Every constituency now gets a chunk of the national infrastructural budget through Infrastructure for Poverty Eradication Programme (IPEP) and this is transforming various constituencies and districts.
The road infrastructure is being looked at with government set to invest about GHS3.0 billion cedis in the sector. Currently, several kilometers of roads are being executed.
Government has also started the implementation of the Railway master plan.
Currently, about 1700 kilometers rail lines are being constructed and most of them are on Build, Operate and Transfer (BOT) basis.
Some of the projects include Western Railway Line, Eastern Railway Line, Kumasi-Paga Line (Central Spine), Tema-Mpakadam (Akosombo) Line, Ghana-Burkina Faso Railway Interconnectivity Project and Accra and Kumasi Metro/Light Rail Transit systems.
The Ghana Infrastructure Investment Fund (GIIF) has also been resourced to partner the private sector for infrastructural development
Government modernization of Agriculture sector as well as the development of the entire value-chain is on course.
The roll out of the Planting for food and jobs and as well as Rearing for Food and Jobs has resulted in massive crop and animal production resulting in zero import of grains over the last two years and saving over US$500 million in import bill.
The One Village One Dam policy is to support irrigation farming for all year-round farming.
The Pwalugu multi-purpose dam for which the President cut the sod recently will make available 25,000 hectares of land for farming all year-round when complete.
The recent bumper harvest from the policies above will serve as input for the One Village One Factory policy especially for agro-processing factories. The bumper harvest also led to export of food crops to neighbouring countries.

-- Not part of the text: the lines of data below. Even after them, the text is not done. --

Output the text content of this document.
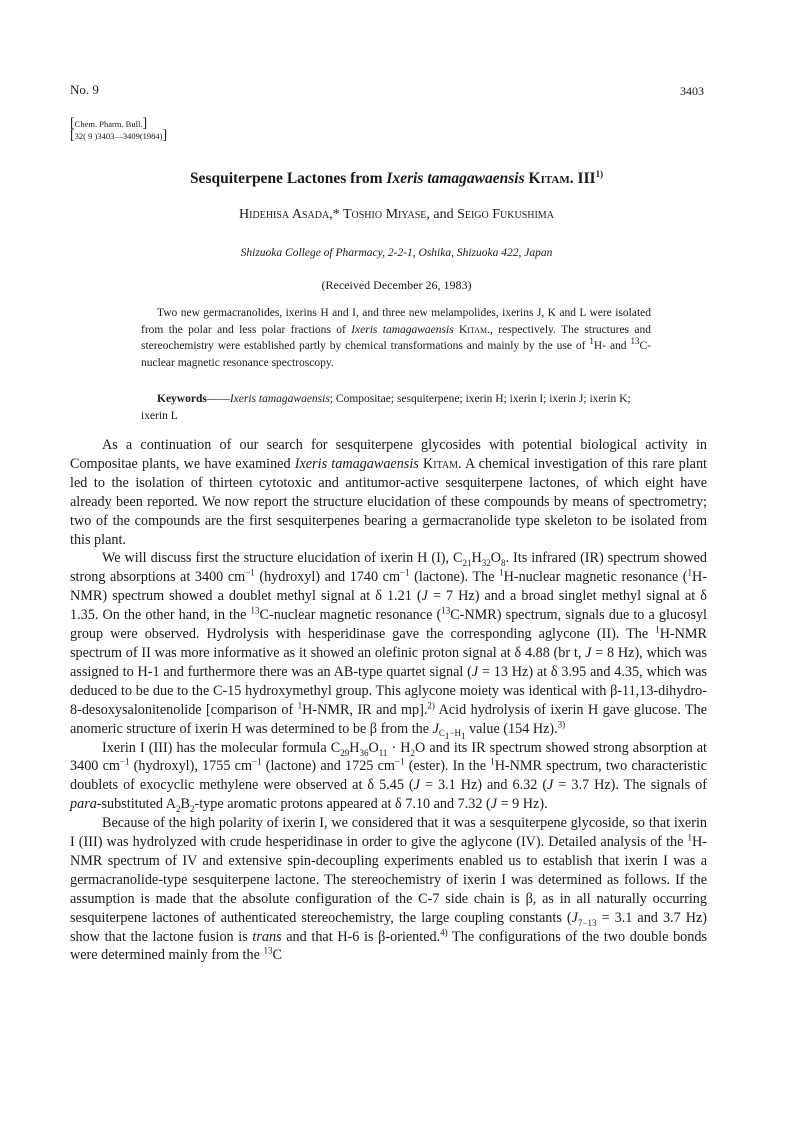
No. 9	3403
[ Chem. Pharm. Bull. ]
[ 32( 9 )3403—3409(1984) ]
Sesquiterpene Lactones from Ixeris tamagawaensis Kitam. III$^{1)}$
Hidehisa Asada,* Toshio Miyase, and Seigo Fukushima
Shizuoka College of Pharmacy, 2-2-1, Oshika, Shizuoka 422, Japan
(Received December 26, 1983)
Two new germacranolides, ixerins H and I, and three new melampolides, ixerins J, K and L were isolated from the polar and less polar fractions of Ixeris tamagawaensis Kitam., respectively. The structures and stereochemistry were established partly by chemical transformations and mainly by the use of $^1$H- and $^{13}$C- nuclear magnetic resonance spectroscopy.
Keywords——Ixeris tamagawaensis; Compositae; sesquiterpene; ixerin H; ixerin I; ixerin J; ixerin K; ixerin L

As a continuation of our search for sesquiterpene glycosides with potential biological activity in Compositae plants, we have examined Ixeris tamagawaensis Kitam. A chemical investigation of this rare plant led to the isolation of thirteen cytotoxic and antitumor-active sesquiterpene lactones, of which eight have already been reported. We now report the structure elucidation of these compounds by means of spectrometry; two of the compounds are the first sesquiterpenes bearing a germacranolide type skeleton to be isolated from this plant.

We will discuss first the structure elucidation of ixerin H (I), $C_{21}H_{32}O_8$. Its infrared (IR) spectrum showed strong absorptions at 3400 $cm^{-1}$ (hydroxyl) and 1740 $cm^{-1}$ (lactone). The $^1$H-nuclear magnetic resonance ($^1$H-NMR) spectrum showed a doublet methyl signal at δ 1.21 (J = 7 Hz) and a broad singlet methyl signal at δ 1.35. On the other hand, in the $^{13}$C-nuclear magnetic resonance ($^{13}$C-NMR) spectrum, signals due to a glucosyl group were observed. Hydrolysis with hesperidinase gave the corresponding aglycone (II). The $^1$H-NMR spectrum of II was more informative as it showed an olefinic proton signal at δ 4.88 (br t, J = 8 Hz), which was assigned to H-1 and furthermore there was an AB-type quartet signal (J = 13 Hz) at δ 3.95 and 4.35, which was deduced to be due to the C-15 hydroxymethyl group. This aglycone moiety was identical with β-11,13-dihydro-8-desoxysalonitenolide [comparison of $^1$H-NMR, IR and mp].$^{2)}$ Acid hydrolysis of ixerin H gave glucose. The anomeric structure of ixerin H was determined to be β from the $J_{C_1-H_1}$ value (154 Hz).$^{3)}$

Ixerin I (III) has the molecular formula $C_{29}H_{36}O_{11} \cdot H_2O$ and its IR spectrum showed strong absorption at 3400 $cm^{-1}$ (hydroxyl), 1755 $cm^{-1}$ (lactone) and 1725 $cm^{-1}$ (ester). In the $^1$H-NMR spectrum, two characteristic doublets of exocyclic methylene were observed at δ 5.45 (J = 3.1 Hz) and 6.32 (J = 3.7 Hz). The signals of para-substituted $A_2B_2$-type aromatic protons appeared at δ 7.10 and 7.32 (J = 9 Hz).

Because of the high polarity of ixerin I, we considered that it was a sesquiterpene glycoside, so that ixerin I (III) was hydrolyzed with crude hesperidinase in order to give the aglycone (IV). Detailed analysis of the $^1$H-NMR spectrum of IV and extensive spin-decoupling experiments enabled us to establish that ixerin I was a germacranolide-type sesquiterpene lactone. The stereochemistry of ixerin I was determined as follows. If the assumption is made that the absolute configuration of the C-7 side chain is β, as in all naturally occurring sesquiterpene lactones of authenticated stereochemistry, the large coupling constants ($J_{7-13} = 3.1$ and 3.7 Hz) show that the lactone fusion is trans and that H-6 is β-oriented.$^{4)}$ The configurations of the two double bonds were determined mainly from the $^{13}$C
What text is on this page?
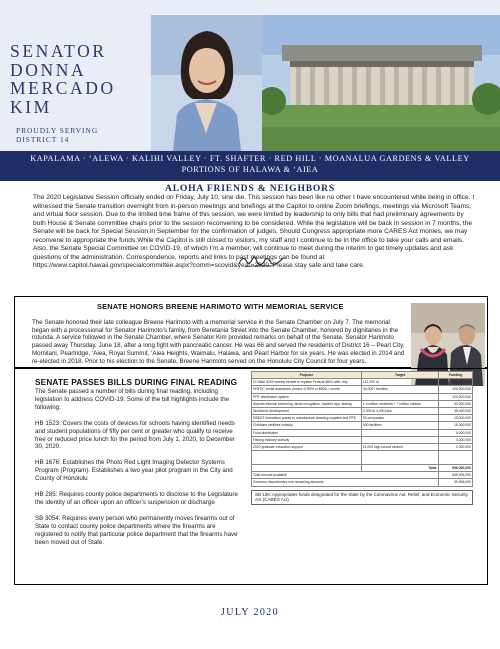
SENATOR
DONNA
MERCADO
KIM
PROUDLY SERVING
DISTRICT 14
KAPALAMA · ‘ALEWA · KALIHI VALLEY · FT. SHAFTER · RED HILL · MOANALUA GARDENS & VALLEY
PORTIONS OF HALAWA & ‘AIEA
ALOHA FRIENDS & NEIGHBORS
The 2020 Legislative Session officially ended on Friday, July 10, sine die. This session has been like no other I have encountered while being in office. I witnessed the Senate transition overnight from in-person meetings and briefings at the Capitol to online Zoom briefings, meetings via Microsoft Teams, and virtual floor session. Due to the limited time frame of this session, we were limited by leadership to only bills that had preliminary agreements by both House & Senate committee chairs prior to the session reconvening to be considered. While the legislature will be back in session in 7 months, the Senate will be back for Special Session in September for the confirmation of judges. Should Congress appropriate more CARES Act monies, we may reconvene to appropriate the funds.While the Capitol is still closed to visitors, my staff and I continue to be in the office to take your calls and emails. Also, the Senate Special Committee on COVID-19, of which I’m a member, will continue to meet during the interim to get timely updates and ask questions of the administration. Correspondence, reports and links to past meetings can be found at https://www.capitol.hawaii.gov/specialcommittee.aspx?comm=scovid&year=2020. Please stay safe and take care.
SENATE HONORS BREENE HARIMOTO WITH MEMORIAL SERVICE
The Senate honored their late colleague Breene Harimoto with a memorial service in the Senate Chamber on July 7. The memorial began with a processional for Senator Harimoto’s family, from Beretania Street into the Senate Chamber, honored by dignitaries in the rotunda. A service followed in the Senate Chamber, where Senator Kim provided remarks on behalf of the Senate. Senator Harimoto passed away Thursday, June 18, after a long fight with pancreatic cancer. He was 66 and served the residents of District 16 – Pearl City, Momilani, Pearlridge, ‘Aiea, Royal Summit, ‘Aiea Heights, Waimalu, Halawa, and Pearl Harbor for six years. He was elected in 2014 and re-elected in 2018. Prior to his election to the Senate, Breene Harimoto served on the Honolulu City Council for four years.
SENATE PASSES BILLS DURING FINAL READING

The Senate passed a number of bills during final reading, including legislation to address COVID-19. Some of the bill highlights include the following:

HB 1523: Covers the costs of devices for schools having identified needs and student populations of fifty per cent or greater who qualify to receive free or reduced price lunch for the period from July 1, 2020, to December 30, 2020.

HB 1676: Establishes the Photo Red Light Imaging Detector Systems Program (Program). Establishes a two year pilot program in the City and County of Honolulu

HB 285: Requires county police departments to disclose to the Legislature the identity of an officer upon an officer’s suspension or discharge

SB 3054: Requires every person who permanently moves firearms out of State to contact county police departments where the firearms are registered to notify that particular police department that the firearms have been moved out of State.

Purpose	Target	Funding
UI State $100 weekly benefit to replace Federal $600 after July	112,000 UI	230,000,000
HHFDC rental assistance (lesser of 50% or $500) / month	34,000+ families	100,000,000
PPE distribution system		100,000,000
Airports thermal screening, facial recognition, traveler app, testing	1.4 million residents + 7 million visitors	90,000,000
Workforce development	2,000 to 4,000 jobs	36,000,000
DBEDT innovation grants to manufacture cleaning supplies and PPE	30 companies	15,000,000
Childcare facilities subsidy	900 facilities	15,000,000
Food distribution		5,000,000
Fishing industry subsidy		3,000,000
2020 graduate education support	11,000 high school seniors	2,000,000

	Total:	596,000,000
Total amount available		635,906,000
Governor discretionary use remaining amounts		39,906,000
SB 126: Appropriates funds designated for the State by the Coronavirus Aid, Relief, and Economic Security Act (CARES Act)
JULY 2020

To reduce post-harvest losses, government has invested in 80 (1000tonnes) capacity warehouses across the country for which 50 will be ready by the end of the year to take care of post-harvest losses.
Government has also established the Ghana Commodity Exchange to link our farmers to the international markets among many policies in the agriculture value-chain.
It is important to understand that government intensions are good but it will take medium to long-term before we can begin to see the fruits of all the policies being implemented today.
This is consistent with economic theory.
There is always a lag period between when a policy is implemented and when the results are seen.
As the saying goes, Rome was not built in a day.
A lot is being done by government and Ghanaians are witnesses to them.
In case, you are not aware, let me refresh your mind a bit. Government has created over 500,000 jobs in both formal and informal jobs albeit, some of them temporarily like NABOC (100,000).
About 181 1D 1F are at various completion points and the jobs to be created through factory workers, suppliers, distributors and retailers will be enormous.
About US$10 billion will be introduced into the economy through the integrated aluminum industry just like the oil we discovered.
There is the massive development in the railway sector, massive roads infrastructure, massive school projects and many others including the Free SHS being implemented.
Next year (2020) will also see the full and visible implementation of the Public Sector Reforms Strategy and ‘Ghana Beyond Aid’ programs among others.
I would like to take this opportunity to appeal to the President and the NPP leadership to take this Afrobarometer report seriously because it is obvious that some people in government and the party are not working.
They are doing showmanship but nothing on the ground.
Others are said to have become snobbish and arrogant causing a lot of disaffection among party faithful which could lead to apathy on Election Day.
This is what the government and the party should seek to work on before the next elections.
Finally, I would like to appeal to Ghanaians to be patient with government as efforts are made to resolve all the legacy issues of arrears. It is obvious there are still challenges in the economy especially with unpaid arrears to contractors and some teachers which is causing a lot of disaffection among some teachers, contractors, their suppliers and the entire value chain.
However, a lot is being done to resolve the challenges.